PRIMERO: Que el Juez de instancia dictó su decisión en violación al derecho, por cuanto ya había asumido y resuelto la improcedencia de la medida, al respecto observa esta Juzgadora que la medida solicitada en el libelo se refería a una medida típica, es decir, a la medida de secuestro, y la medida dictada con posterioridad a la decisión de fecha 23-01-2012 (folios 10 y 11), es una medida atípica, vale decir, innominada no tratándose de la misma cautela, por lo que quien aquí decide considera que la actuación del Juez de Primera Instancia, en cuanto a lo alegado por las codemandadas estuvo ajustado a derecho. Así se establece.
SEGUNDO: Asimismo hizo alusión a la actividad agraria desarrollada, y a uno de los productos de la misma, vale decir, la leche que se genera de la actividad ganadera.

Ahora bien, el Tribunal observa que el recurrente en fecha 30 de abril de 2012 (folio 267), ejerció el recurso ordinario de apelación contra la decisión que declaró sin lugar la oposición de la medida y en consecuencia mantiene vigente la misma; asimismo corre a los folios (254 al 259), escrito de las codemandadas mediante el cual se oponen a la medida decretada en fecha 10 de febrero de 2012, fundamentando su oposición: “En que no están llenados los requisitos señalados para que proceda la cautela, es decir, el riesgo manifiesto de que quede ilusoria la ejecución del fallo y siempre que se acompañe de un medio de prueba que constituya presunción grave de esta circunstancia y del derecho que se reclame. Por otra parte alegó cuestiones de fondo lo cual no es materia que deba ser dilucidada en este cuaderno de medida, por cuanto se tocaría una defensa perentoria como es la falta de cualidad que debe ser resuelta como punto previo en la sentencia de merito, cuando la misma haya sido alegada con el acto procesal de contestación de la demanda.
Asimismo arguye que el Tribunal de la causa, inexplicablemente sorprendido por unas improcedentes exigencias y torcidos requerimientos de la representación de la parte actora, decreta, contra legen la medida (Folio 259 vto), al respecto quien aquí decide observa que en principio la medida solicitada es de las denominadas típicas, en el caso concreto el secuestro entre otras y es sobre la base de lo peticionado en que dicho juzgado ordenó la ampliación de las pruebas e impuso al solicitante de la medida la carga de ampliarla a los efectos de proveer y en fecha 23 de enero de 2012, dictó auto mediante el cual hace constar que la parte actora no cumplió con tal requerimiento y declaró improcedente la solicitud de secuestro.

 

               Luego, la recurrida señala:

(…), considera quien aquí decide que la medida fue decretada tomando en consideración las pruebas presentadas y la inspección evacuada, las constituyen recaudos suficientes para determinar que cumple con lo establecido en los artículos 244 de la Ley de Tierras y Desarrollo Agrario y 588 parágrafo primero del Código de Procedimiento Civil, respecto a la existencia en el presente caso de la presunción grave del derecho que se reclama, el Peligro en la demora y el fundado temor de que una de las partes pueda causar lesiones graves o de difícil reparación al derecho de la otra, lo cual surge del hecho de que existe la posibilidad de enajenación del los semovientes sin quedar plenamente establecido el destino del producto obtenido por dicha actividad los cuales constituyen el objeto de la presente controversia, máxime que trata de una actividad del día a día.

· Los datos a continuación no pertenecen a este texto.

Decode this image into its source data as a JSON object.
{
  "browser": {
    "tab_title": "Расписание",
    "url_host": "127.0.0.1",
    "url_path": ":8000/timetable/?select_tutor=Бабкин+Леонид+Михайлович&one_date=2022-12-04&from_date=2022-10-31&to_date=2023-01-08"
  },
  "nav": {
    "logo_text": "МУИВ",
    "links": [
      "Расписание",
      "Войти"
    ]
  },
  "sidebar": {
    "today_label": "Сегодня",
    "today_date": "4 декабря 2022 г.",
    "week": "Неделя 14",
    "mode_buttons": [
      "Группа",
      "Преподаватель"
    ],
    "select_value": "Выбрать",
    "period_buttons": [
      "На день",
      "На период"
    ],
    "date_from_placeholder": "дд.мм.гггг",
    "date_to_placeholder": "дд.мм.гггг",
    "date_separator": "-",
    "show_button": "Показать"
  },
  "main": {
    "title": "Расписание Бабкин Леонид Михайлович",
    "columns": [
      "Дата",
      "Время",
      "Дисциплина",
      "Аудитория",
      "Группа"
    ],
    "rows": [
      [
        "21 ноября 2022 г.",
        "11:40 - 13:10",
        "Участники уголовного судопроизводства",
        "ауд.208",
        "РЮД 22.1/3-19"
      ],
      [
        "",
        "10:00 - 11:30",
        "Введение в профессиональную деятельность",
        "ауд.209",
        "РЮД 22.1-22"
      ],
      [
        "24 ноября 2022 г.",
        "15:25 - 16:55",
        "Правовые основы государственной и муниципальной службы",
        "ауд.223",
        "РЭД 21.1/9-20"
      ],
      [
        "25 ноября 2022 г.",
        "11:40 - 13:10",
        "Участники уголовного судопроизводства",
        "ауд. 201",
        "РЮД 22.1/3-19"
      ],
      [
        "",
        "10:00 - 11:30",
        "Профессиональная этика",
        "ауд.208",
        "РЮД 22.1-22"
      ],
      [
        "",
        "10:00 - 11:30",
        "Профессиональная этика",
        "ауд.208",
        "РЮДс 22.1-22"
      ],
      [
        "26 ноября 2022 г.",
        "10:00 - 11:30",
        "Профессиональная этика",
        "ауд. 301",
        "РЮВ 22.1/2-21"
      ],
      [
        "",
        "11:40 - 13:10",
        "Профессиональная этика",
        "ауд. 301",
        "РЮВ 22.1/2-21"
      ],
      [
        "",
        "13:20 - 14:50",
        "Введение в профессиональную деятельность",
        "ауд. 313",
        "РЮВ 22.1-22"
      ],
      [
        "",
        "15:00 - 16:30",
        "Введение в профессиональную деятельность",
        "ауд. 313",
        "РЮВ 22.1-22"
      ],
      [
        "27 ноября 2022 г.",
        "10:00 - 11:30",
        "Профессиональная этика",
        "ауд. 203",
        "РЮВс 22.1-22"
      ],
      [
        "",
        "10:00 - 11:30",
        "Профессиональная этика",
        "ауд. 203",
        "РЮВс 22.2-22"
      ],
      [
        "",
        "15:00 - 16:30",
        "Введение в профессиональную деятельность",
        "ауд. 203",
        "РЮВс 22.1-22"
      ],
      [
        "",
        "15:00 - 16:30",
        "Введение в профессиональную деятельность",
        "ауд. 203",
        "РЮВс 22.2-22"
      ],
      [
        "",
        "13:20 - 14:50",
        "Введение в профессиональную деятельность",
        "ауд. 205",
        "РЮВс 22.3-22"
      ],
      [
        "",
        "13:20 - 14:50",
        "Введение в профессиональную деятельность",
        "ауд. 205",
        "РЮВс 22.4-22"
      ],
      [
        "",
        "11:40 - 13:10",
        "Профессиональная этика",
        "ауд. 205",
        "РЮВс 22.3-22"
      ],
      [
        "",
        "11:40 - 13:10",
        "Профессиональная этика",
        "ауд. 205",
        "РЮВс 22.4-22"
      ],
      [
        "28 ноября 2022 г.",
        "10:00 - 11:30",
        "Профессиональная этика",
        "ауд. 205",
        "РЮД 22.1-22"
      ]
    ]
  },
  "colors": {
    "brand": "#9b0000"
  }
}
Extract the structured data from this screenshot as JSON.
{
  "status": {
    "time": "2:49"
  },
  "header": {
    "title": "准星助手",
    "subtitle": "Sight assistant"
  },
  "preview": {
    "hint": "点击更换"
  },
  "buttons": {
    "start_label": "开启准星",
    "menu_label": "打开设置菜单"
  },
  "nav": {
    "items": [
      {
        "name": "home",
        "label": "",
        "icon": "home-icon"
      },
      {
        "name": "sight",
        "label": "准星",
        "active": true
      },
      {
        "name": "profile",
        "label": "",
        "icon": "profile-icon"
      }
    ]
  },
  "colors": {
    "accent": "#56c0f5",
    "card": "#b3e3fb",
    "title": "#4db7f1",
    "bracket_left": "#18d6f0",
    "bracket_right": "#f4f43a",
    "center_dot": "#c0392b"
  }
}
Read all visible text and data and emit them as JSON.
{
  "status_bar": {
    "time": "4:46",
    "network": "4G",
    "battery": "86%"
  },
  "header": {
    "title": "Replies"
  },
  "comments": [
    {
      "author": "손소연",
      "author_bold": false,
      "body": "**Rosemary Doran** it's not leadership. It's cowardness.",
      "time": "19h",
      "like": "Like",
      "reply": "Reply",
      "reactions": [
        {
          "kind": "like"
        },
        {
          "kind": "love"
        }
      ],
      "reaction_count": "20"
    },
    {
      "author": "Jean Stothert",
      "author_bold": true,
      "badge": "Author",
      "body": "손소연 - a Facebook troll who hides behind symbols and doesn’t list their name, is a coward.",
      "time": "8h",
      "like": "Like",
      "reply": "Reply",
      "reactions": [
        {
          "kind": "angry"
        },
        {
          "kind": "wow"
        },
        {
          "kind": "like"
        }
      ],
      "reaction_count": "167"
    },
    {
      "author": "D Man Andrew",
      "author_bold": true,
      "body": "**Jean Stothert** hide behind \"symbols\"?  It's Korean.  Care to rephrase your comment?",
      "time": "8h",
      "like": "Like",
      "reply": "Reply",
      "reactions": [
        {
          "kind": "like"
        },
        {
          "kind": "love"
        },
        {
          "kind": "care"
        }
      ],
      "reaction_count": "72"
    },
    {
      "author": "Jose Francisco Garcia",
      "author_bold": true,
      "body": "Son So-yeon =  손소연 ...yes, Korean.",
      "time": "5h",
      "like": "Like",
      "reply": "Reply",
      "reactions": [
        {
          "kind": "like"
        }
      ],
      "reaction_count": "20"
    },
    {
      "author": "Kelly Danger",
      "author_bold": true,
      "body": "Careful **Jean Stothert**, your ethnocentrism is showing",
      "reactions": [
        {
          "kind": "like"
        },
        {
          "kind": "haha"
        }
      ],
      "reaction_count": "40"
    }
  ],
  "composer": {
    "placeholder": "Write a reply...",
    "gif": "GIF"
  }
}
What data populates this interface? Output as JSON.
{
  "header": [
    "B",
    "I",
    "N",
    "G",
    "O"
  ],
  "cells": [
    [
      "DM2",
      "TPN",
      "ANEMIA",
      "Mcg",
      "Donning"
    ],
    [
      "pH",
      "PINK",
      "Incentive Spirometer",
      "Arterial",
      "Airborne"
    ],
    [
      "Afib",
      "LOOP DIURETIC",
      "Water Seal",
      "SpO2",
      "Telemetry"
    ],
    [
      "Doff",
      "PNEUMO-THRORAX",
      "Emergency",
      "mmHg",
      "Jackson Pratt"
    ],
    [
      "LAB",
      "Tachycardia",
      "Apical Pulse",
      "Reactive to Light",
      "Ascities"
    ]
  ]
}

Así se decide.

 

               La decisión impugnada en casación concluye:

En consecuencia, una vez efectuado el análisis de las pruebas acompañadas al libelo de la demanda y examinados los alegatos de la parte demandada, que formuló oposición a las medida preventiva decretada y demás recaudos, que en la actualidad, conforman el expediente, se constata que el fundamento de la solicitud de las medidas invocadas por el apoderado judicial de la accionante estriba en la presunción grave de que puedan desparecer los semovientes, estima quien aquí juzga que tales circunstancias, así como el peligro ocasionado por la mora en la obtención de la decisión y el peligro de daño o lesión que una de las partes pueda ocasionar, la presunción del derecho que se reclama, así como también la naturaleza de la actividad desarrollada en el fundo y el carácter social del derecho agrario, se encuentran plenamente satisfechas en el presente caso, por lo que la demandada protección cautelar invocada por la parte actora resulta, en criterio de este superior despacho justificada, lo que hace forzoso para quien aquí decide declarar: Sin lugar la apelación de la sentencia dictada en Primera Instancia, y como consecuencia lógica confirmar en los términos expuestos dicha decisión. Así se declara.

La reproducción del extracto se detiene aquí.